Ryanair shrugged off a spike in fuel prices to rise by more than 2 per cent to €10.60 per share.

Mining group Kenmare Resources, meanwhile, which sells minerals to China, rose by 4 per cent to €2.34.


The FTSE 100 jumped 1.1 per cent, its biggest one-day rise since early February, while the FTSE 250 climbed 1.3 per cent on its best day in more than four months.

Oil majors Shell and BP provided the biggest boosts on the main index as crude prices surged after Saudi Arabia said explosive-laden drones attacked facilities belonging to state oil company Aramco.

Irish-headquartered support services group DCC was among the top gainers with a 3.6 per cent rise, after it posted annual results and guided to another year of profit growth.

A sour spot on the index was telecoms giant Vodafone , which dropped 3.7 per cent to its lowest in a decade after it slashed its dividend to secure enough firepower to build 5G networks and complete its buyout of Liberty Global assets.

Among mid-caps, baker Greggs surged more than 15 per cent to an all-time high after it said the popularity of its vegan sausage rolls had continued to grow, leading it to hike its 2019 profit forecast for the second time this year.


The pan-European STOXX 600 index climbed 1 per cent, lifting off Monday’s two-month low which came after China slapped retaliatory tariffs on US goods

Trade sensitive European auto and tech stocks bounced 2.2 per cent and 1.2 per cent each, after being caught at the heart of Monday’s selloff.

Among auto stocks, Ferrari added 3.3 per cent, leading the sector index’s rise. On the other hand, Renault tempered sector gains, falling 2.3 per cent. The French carmaker’s Japanese partner, Nissan , flagged its weakest annual profit in more than a decade.

Banks rose 0.9 per cent percent, with Commerzbank up 4.3 per cent after Reuters reported UniCredit had stepped up preparations for a potential bid for the German lender. Unicredit shares fell 1.7 per cent, on a day when Italian banks’ shares were pressured due to their holdings of the country’s sovereign bonds.

Bayer shares ended 2 per cent lower, after hitting seven-year lows earlier in the day. A jury awarded more than $2 billion to a California couple in the largest US jury verdict against the German-listed company over allegations its Roundup weed killer causes cancer.

New York

Stocks on Tuesday rebounded from Monday’s plunge. The S&P 500 was up in late morning trading.

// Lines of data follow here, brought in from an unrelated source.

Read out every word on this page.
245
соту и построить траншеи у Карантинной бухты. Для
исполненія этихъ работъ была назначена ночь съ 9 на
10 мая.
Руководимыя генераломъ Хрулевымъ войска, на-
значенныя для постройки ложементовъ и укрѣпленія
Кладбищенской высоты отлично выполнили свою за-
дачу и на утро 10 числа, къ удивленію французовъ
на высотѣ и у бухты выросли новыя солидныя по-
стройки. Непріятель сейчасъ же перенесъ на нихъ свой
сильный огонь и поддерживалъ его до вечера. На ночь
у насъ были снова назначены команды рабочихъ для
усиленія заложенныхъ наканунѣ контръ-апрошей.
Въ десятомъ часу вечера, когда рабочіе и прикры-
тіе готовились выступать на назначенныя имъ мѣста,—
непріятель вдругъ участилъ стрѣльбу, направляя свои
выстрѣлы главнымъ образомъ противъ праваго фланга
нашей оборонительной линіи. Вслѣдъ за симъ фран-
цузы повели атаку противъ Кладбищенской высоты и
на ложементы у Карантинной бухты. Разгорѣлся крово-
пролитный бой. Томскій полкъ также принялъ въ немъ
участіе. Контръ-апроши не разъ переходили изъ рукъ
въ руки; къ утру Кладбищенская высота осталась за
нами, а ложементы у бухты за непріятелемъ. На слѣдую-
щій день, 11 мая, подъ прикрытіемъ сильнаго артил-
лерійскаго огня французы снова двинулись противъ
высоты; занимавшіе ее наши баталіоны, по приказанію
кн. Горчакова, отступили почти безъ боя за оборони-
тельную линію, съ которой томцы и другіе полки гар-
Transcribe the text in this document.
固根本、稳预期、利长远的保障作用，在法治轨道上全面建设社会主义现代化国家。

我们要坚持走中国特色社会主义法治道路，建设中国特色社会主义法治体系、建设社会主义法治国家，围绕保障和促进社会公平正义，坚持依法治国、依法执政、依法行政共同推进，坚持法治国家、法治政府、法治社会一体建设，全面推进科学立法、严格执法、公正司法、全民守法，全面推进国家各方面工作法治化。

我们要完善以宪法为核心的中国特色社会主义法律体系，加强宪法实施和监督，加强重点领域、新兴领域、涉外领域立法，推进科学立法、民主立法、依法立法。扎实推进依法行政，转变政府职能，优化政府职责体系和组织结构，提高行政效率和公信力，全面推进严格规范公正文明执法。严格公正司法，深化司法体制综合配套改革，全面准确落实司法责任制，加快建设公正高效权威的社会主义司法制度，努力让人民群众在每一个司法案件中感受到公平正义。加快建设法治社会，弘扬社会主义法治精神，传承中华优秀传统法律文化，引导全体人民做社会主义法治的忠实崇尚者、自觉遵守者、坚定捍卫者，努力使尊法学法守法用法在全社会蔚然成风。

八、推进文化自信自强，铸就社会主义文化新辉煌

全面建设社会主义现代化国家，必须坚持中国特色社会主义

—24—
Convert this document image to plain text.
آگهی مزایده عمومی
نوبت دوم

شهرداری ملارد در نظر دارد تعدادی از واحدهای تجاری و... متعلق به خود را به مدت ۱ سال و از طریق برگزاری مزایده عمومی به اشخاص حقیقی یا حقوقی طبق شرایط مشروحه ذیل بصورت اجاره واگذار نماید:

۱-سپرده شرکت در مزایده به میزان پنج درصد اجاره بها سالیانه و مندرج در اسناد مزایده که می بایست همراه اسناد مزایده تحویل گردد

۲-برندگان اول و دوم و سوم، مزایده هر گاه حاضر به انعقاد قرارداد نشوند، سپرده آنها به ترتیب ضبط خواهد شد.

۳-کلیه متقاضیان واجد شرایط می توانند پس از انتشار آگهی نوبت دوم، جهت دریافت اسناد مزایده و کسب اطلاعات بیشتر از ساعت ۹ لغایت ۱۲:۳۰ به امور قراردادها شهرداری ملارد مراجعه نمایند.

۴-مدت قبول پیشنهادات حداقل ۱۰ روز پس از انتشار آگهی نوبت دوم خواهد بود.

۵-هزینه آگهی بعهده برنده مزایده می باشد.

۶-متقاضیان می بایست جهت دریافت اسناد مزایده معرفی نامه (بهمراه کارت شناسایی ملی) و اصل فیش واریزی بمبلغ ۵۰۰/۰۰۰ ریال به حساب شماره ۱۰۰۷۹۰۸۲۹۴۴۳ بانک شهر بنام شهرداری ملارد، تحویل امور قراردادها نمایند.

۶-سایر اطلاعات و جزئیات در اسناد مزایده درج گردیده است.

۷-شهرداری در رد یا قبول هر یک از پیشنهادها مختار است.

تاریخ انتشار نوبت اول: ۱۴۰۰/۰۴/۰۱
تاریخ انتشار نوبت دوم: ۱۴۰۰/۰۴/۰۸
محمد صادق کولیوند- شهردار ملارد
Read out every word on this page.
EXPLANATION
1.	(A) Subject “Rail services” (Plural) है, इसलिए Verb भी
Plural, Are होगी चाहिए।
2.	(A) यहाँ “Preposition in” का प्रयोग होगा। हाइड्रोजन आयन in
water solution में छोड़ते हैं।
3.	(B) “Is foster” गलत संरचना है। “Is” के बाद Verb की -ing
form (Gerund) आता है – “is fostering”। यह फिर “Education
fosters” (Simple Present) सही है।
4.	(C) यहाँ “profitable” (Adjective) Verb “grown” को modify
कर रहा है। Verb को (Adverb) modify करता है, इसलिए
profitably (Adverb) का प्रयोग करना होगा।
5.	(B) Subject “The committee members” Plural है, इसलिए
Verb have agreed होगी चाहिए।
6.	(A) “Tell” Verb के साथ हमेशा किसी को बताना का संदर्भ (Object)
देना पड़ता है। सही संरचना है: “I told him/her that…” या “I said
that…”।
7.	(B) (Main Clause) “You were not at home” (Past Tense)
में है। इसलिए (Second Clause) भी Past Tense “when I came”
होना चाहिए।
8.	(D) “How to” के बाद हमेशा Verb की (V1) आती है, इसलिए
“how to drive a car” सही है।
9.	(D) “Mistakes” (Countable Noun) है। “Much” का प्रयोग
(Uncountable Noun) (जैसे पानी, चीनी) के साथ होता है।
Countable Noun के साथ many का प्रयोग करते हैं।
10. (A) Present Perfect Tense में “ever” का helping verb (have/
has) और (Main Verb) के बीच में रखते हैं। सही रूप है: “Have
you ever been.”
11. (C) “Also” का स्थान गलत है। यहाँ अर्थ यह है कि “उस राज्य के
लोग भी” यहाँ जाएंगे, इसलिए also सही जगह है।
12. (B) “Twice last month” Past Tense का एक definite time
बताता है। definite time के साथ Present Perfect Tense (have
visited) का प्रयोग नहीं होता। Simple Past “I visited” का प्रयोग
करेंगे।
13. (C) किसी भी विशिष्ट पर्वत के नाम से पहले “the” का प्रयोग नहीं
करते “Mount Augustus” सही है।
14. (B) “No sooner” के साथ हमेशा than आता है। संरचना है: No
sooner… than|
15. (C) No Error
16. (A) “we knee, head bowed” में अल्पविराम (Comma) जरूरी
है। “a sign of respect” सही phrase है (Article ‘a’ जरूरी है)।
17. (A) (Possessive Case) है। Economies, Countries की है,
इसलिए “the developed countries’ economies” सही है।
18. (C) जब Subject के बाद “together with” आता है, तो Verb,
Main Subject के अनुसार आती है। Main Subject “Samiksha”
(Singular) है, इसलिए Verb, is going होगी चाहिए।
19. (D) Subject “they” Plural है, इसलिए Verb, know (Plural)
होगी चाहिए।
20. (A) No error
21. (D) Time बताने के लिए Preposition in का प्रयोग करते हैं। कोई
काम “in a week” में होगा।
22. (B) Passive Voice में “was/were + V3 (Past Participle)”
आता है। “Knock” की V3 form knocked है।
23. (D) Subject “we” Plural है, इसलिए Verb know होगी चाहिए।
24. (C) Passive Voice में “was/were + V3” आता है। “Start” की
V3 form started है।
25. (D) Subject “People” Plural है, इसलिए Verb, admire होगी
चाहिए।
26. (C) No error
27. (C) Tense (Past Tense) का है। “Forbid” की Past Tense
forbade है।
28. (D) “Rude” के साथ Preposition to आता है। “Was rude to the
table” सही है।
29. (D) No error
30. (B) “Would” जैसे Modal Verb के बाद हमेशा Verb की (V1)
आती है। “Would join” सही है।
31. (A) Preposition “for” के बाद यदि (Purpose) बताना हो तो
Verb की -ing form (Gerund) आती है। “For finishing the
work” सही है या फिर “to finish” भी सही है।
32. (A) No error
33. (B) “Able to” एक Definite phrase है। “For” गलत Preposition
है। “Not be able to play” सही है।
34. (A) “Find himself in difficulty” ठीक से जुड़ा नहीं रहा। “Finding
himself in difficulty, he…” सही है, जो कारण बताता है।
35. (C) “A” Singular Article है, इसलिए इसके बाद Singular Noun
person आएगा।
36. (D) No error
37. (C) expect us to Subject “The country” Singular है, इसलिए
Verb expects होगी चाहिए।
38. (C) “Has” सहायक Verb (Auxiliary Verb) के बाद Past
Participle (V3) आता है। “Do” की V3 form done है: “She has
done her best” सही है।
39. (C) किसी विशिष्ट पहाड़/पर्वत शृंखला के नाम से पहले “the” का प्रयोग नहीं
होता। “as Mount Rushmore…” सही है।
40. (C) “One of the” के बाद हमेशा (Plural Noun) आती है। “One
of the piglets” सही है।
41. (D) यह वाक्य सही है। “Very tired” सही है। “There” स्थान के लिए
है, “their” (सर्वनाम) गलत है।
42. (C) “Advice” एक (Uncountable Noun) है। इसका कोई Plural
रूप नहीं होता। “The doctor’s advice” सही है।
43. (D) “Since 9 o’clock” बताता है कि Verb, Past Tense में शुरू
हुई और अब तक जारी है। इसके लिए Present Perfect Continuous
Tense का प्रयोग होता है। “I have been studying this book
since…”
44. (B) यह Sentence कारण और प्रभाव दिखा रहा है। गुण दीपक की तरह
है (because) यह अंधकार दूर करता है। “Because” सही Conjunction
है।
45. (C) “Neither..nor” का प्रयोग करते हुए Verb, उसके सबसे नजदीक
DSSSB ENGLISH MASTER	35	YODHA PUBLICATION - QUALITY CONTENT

The recovery on Wall Street was broad, with energy companies, semiconductor-makers and other tech and industrial firms leading the American market higher. Apple, Boeing, Caterpillar and Wynn Resorts, which were all battered by trade-related fears Monday, also rose.

But there were signs that investors continue to worry about the costs of the prolonged trade fight. Retail stocks were among the worst performers of the day and Ralph Lauren suffered one of the steepest drops despite posting better-than-expected quarterly earnings results.

In a conference call with analysts after the release of the company’s quarterly results, Jane Nielsen, Ralph Lauren’s chief financial officer, said that the company was “taking a more cautious approach to inventories, especially in light of the dynamic trade environment”.